Verano = conflictos de pareja; ¡No!

Vamos a desafiar la historia de que el verano es un tiempo peligroso para las parejas. Que tu relación aguante el calor en gran parte depende de ti. 

Para empezar, toca pasar cuentas. Esta semana, en consulta, una pareja me explicaba que habían estado unos días de vacaciones y que manejaron el tiempo juntos bastante bien, pero que discutieron un par de veces. ¿Esto es significativo? No tanto. Mientras las interacciones positivas superen a las negativas vamos bien. Concretamente, las investigaciones apuntan que una pareja que funciona mantiene 5 interacciones positivas (ser amables, abrazarse, compartir un momento de conexión emocional…) por cada una de negativa (discusiones, estar a la defensiva, una crítica…). En cambio, una pareja al borde de la separación, mantiene 0’8 interacciones positivas por cada una de negativa.

En artículos anteriores, os hablaba de cómo podéis aprender a discutir y a cortar patrones negativos que ensucian vuestra comunicación, pero hoy vamos a dar importancia al trabajo que empieza con uno mismo. Es decir, tu propia predisposición ante la relación. No nos vamos a engañar: a estas alturas tu cabeza ya sabe si vas a dejar estallar muchas bombas este verano.

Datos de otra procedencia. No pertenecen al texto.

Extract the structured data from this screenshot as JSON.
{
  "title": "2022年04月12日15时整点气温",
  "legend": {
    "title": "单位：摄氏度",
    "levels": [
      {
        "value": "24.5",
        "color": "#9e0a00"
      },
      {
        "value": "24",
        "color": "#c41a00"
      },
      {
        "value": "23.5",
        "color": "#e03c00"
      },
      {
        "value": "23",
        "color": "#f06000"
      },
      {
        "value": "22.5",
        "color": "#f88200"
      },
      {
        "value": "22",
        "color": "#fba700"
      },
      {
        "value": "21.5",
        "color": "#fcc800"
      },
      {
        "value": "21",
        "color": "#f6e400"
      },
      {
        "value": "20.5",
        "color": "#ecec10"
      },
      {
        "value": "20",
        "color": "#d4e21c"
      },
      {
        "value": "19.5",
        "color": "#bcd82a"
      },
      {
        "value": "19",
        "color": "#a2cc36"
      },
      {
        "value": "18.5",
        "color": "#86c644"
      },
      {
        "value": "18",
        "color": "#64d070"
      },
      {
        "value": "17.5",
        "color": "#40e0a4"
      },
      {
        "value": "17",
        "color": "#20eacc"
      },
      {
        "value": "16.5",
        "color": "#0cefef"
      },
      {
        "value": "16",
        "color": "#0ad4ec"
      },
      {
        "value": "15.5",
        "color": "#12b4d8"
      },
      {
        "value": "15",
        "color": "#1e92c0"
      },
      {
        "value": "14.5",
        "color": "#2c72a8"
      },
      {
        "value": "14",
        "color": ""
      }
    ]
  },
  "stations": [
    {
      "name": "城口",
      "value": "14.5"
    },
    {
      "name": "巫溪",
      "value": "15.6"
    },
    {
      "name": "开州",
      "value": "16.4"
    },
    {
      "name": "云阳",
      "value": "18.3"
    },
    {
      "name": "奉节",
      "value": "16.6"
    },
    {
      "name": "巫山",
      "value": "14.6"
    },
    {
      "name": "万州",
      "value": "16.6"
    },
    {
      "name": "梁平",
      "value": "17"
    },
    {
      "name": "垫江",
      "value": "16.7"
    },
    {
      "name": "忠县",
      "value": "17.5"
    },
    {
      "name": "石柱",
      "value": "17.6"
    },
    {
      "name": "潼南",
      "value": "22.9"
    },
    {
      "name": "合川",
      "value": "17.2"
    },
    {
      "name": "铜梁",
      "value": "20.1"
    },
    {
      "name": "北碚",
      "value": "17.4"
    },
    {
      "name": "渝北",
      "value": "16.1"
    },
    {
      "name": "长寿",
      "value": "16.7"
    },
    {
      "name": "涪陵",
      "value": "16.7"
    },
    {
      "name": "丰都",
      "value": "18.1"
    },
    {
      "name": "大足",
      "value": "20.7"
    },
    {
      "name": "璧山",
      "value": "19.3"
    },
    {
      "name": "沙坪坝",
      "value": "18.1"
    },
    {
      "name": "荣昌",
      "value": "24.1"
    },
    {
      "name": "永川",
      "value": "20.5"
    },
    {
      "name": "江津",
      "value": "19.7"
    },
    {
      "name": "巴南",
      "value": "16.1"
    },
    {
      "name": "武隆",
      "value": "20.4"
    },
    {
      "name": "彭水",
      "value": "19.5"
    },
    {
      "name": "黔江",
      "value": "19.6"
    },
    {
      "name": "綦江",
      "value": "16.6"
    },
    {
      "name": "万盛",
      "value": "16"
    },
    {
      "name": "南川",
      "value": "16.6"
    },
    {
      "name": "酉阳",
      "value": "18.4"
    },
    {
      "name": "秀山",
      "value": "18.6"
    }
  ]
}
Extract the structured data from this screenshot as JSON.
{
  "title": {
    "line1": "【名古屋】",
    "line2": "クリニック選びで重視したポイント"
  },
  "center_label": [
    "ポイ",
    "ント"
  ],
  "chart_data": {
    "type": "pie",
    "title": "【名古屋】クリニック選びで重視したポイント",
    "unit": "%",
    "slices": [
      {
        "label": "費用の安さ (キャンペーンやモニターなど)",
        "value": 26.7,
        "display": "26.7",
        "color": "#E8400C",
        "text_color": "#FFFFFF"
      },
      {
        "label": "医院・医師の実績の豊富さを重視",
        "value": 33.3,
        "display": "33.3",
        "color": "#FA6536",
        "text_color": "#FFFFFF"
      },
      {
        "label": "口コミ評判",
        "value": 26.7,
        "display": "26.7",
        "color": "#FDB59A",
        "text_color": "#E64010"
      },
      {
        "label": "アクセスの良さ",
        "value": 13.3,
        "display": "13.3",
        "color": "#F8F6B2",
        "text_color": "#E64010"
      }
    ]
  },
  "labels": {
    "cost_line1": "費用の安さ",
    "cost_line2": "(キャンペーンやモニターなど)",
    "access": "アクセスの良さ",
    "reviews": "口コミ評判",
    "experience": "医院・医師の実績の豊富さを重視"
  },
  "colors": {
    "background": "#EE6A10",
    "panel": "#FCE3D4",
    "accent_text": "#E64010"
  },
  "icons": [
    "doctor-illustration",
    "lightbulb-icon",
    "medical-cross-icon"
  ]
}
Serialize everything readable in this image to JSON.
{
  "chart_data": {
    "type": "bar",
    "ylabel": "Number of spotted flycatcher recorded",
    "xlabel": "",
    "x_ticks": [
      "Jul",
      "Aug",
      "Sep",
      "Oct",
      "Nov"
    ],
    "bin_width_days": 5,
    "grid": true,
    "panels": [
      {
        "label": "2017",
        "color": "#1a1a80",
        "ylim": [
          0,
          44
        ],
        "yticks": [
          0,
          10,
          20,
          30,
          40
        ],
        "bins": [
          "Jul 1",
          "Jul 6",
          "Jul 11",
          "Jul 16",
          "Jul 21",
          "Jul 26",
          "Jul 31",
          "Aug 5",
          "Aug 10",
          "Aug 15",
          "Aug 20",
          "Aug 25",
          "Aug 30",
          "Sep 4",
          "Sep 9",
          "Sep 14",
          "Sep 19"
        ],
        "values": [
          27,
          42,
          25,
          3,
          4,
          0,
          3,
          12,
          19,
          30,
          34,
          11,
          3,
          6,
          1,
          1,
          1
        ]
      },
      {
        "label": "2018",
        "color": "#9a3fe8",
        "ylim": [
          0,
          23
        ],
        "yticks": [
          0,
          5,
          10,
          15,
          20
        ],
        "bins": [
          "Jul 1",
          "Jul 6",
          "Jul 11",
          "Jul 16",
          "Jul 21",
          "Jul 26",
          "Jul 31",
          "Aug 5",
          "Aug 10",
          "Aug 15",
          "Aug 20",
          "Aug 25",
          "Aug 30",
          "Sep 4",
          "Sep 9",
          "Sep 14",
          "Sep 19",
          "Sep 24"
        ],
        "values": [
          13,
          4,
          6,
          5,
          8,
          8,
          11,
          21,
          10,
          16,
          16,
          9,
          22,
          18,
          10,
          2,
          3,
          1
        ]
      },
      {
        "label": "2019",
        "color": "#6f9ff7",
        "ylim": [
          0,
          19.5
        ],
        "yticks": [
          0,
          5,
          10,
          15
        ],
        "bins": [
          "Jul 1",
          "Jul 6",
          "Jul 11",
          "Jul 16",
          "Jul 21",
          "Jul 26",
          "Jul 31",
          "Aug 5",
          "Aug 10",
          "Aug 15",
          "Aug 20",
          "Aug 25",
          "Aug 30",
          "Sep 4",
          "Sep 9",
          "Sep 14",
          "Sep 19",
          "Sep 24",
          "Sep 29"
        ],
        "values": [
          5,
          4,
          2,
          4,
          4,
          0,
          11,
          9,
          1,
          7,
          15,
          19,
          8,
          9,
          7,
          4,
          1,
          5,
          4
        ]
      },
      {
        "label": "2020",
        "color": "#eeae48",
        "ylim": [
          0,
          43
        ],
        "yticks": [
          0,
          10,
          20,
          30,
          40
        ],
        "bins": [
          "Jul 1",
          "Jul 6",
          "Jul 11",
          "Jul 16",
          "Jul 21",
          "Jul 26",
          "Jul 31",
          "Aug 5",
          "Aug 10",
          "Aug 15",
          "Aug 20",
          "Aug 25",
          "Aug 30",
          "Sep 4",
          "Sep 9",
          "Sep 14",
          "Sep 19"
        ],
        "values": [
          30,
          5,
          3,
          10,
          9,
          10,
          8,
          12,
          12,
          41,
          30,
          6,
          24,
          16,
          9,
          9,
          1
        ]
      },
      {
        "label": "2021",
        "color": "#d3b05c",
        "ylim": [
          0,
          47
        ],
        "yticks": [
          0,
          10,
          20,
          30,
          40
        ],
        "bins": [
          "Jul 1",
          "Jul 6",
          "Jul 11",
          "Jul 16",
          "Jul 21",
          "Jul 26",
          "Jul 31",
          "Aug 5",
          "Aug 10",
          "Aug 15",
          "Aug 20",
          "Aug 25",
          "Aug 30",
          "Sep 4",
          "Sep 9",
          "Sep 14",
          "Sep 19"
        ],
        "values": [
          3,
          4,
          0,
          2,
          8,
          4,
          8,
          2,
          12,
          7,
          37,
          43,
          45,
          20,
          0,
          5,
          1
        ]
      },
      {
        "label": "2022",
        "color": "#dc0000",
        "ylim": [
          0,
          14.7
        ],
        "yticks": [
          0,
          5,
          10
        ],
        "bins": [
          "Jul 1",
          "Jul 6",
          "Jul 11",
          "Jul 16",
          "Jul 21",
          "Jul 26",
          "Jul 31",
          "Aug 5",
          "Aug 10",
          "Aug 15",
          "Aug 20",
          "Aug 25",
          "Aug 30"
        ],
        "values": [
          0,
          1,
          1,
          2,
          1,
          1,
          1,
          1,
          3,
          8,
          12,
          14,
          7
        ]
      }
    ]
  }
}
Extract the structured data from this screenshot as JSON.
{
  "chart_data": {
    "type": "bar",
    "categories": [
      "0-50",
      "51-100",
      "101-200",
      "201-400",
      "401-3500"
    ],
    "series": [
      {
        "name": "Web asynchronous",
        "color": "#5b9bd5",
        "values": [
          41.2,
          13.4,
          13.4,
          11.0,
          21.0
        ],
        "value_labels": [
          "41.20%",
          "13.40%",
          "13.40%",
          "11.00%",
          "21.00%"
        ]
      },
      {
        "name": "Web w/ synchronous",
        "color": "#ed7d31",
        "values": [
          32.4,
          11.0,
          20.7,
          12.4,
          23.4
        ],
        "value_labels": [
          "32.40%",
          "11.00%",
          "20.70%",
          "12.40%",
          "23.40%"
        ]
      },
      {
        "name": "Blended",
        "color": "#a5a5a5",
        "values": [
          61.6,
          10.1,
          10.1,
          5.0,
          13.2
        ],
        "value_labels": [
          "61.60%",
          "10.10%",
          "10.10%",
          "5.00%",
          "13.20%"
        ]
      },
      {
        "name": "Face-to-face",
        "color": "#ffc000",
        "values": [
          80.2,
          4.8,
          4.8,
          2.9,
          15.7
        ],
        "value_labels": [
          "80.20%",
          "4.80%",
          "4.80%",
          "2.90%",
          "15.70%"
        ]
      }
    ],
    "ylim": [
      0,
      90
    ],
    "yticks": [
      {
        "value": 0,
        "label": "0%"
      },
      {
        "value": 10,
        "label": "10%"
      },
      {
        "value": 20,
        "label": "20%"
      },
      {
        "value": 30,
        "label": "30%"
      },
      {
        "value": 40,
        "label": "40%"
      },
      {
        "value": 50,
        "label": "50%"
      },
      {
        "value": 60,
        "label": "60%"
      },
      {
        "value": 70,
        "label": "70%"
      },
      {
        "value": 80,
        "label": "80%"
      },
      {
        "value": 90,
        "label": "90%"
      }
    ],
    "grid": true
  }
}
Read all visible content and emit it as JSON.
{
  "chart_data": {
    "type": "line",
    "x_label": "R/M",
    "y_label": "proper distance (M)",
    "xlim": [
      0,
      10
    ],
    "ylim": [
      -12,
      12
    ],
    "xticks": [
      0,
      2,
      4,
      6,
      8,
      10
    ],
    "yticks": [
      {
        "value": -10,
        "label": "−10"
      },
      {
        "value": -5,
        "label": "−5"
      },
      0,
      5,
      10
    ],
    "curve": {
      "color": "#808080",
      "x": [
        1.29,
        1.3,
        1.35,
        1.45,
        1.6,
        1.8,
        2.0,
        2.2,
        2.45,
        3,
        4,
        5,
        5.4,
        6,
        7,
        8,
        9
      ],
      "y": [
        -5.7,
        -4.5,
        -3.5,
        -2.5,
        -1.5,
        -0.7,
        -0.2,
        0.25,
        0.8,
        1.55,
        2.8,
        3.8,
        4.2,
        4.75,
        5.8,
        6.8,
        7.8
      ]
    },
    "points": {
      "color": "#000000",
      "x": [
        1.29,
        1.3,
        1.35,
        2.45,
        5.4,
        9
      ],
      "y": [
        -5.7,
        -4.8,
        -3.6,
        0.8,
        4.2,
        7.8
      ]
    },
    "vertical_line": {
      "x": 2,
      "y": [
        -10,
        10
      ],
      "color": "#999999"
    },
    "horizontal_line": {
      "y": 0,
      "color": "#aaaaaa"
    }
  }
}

Así que, vamos a darle un giro a tu cabeza. A engañarla un poco para que no lo vea todo tan pesado. Ni blanco ni negro. Esta vez se trata de sacarle brillo a lo imperfecto. Esta tarea que te propongo te ayudará a sentirte mejor en la relación y a ser justa contigo misma y con la relación. Piensa, anota y enganchalo en un post-it en la ducha para verlo cada mañana:

  • ¿Qué detalle positivo tuvo tu pareja ayer? ¿En la última semana? ¿ durante el último mes?

  • Recuerda un momento en el que mostró una de sus cualidades como pareja.

  • Piensa en lo mejor de él/ella, en lo que ofrece a la relación; en sus punto fuertes, positivos… y sexies ; )

  • ¿Que habéis conseguido como pareja en el último año? Ganar mas confianza, reíros más, nuevas actividades que ahora disfrutáis… 

Hay que llenar la maleta de buena energía. Una relación se mantiene por el esfuerzo y el refuerzo de las miradas y los gestos positivos.